Source: Tacitus, The Annals, 15:37
Ronald Warwick, captain of the luxury cruise ship Queen Elizabeth II, questioned a passenger who paid full fare for his dog to join them on an around-the-world cruise. (Accommodations range from $25,000 to $150,000.) "Wouldn't it have cost less to leave him at home?"
"Oh no," the man said. "When we are away a long time, the dog's psychiatrist fees are so high, it's less expensive to bring him along."
Source: USA Today (10/25/95). Leadership, Vol. 17, no. 2.
It would be easy ... to criticize ... the waste, the trash, the sad attempt to buy affection in a splash of wild extravagance. Yet, for all of that, this is a genuine time of family fun; a day when games are played together, books are read and puzzles puzzled, a meal is eaten family-style, smiles and kisses are in plentiful supply; a day when memories are brought forth, dusted off, and handed round. ...

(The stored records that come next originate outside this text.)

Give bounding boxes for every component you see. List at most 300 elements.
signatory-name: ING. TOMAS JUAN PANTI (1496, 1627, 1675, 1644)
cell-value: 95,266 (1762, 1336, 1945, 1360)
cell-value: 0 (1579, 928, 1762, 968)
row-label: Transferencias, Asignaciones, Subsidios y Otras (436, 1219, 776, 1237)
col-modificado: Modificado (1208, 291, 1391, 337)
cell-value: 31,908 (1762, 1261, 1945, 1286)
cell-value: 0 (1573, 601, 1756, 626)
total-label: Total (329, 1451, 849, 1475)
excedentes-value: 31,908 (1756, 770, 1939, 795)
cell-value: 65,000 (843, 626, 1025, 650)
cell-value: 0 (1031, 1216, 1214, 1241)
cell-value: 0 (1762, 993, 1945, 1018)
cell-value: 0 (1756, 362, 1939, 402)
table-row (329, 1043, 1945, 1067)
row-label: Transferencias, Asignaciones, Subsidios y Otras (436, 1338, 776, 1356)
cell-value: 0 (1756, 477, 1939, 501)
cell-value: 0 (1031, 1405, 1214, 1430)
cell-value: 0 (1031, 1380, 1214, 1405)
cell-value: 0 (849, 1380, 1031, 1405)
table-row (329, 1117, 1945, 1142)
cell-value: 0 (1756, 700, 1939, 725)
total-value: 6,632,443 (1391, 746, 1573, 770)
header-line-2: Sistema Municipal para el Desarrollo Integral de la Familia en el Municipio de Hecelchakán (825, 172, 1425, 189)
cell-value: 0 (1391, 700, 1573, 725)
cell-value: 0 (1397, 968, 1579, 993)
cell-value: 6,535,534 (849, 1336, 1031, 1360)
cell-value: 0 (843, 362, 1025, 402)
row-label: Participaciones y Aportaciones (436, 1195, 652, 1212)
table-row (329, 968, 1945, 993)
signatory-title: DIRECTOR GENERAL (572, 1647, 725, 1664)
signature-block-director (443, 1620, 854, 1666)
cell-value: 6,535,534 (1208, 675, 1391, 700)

May I find in moments such as these an echo of those "tidings of great joy"? I wonder, would the Christ-child, if he sat beneath our sparkling tree, condemn as crass and empty all he saw? Or might he laugh and cheer and clap his sticky hands with glee to see his miracle take place again and life become abundant shared in love?
Source: J. Barrie Shepherd in A Child Is Born.Christianity Today, Vol. 33, no. 18.
For 35 years, the Motion Picture Production Code served as a moral guideline for American filmmakers. The code, to which filmmakers were required to adhere, included this paragraph: "No picture shall be produced which will lower the moral standards of those who see it. Hence the sympathy of the audience shall never be thrown to the side of crime, wrongdoing, evil, or sin." How quaint that sounds today.
Source: Cal Thomas, Christian Reader, Vol. 31.
The videotape of history seems stuck on fast rewind--as our post-Christian era comes to resemble the pre-Christian era: Material affluence amid moral decadence. ... In a time of despondency and despair over the hubristic follies of our own republic, Christ's road remains open. We had the truth, we can find it again.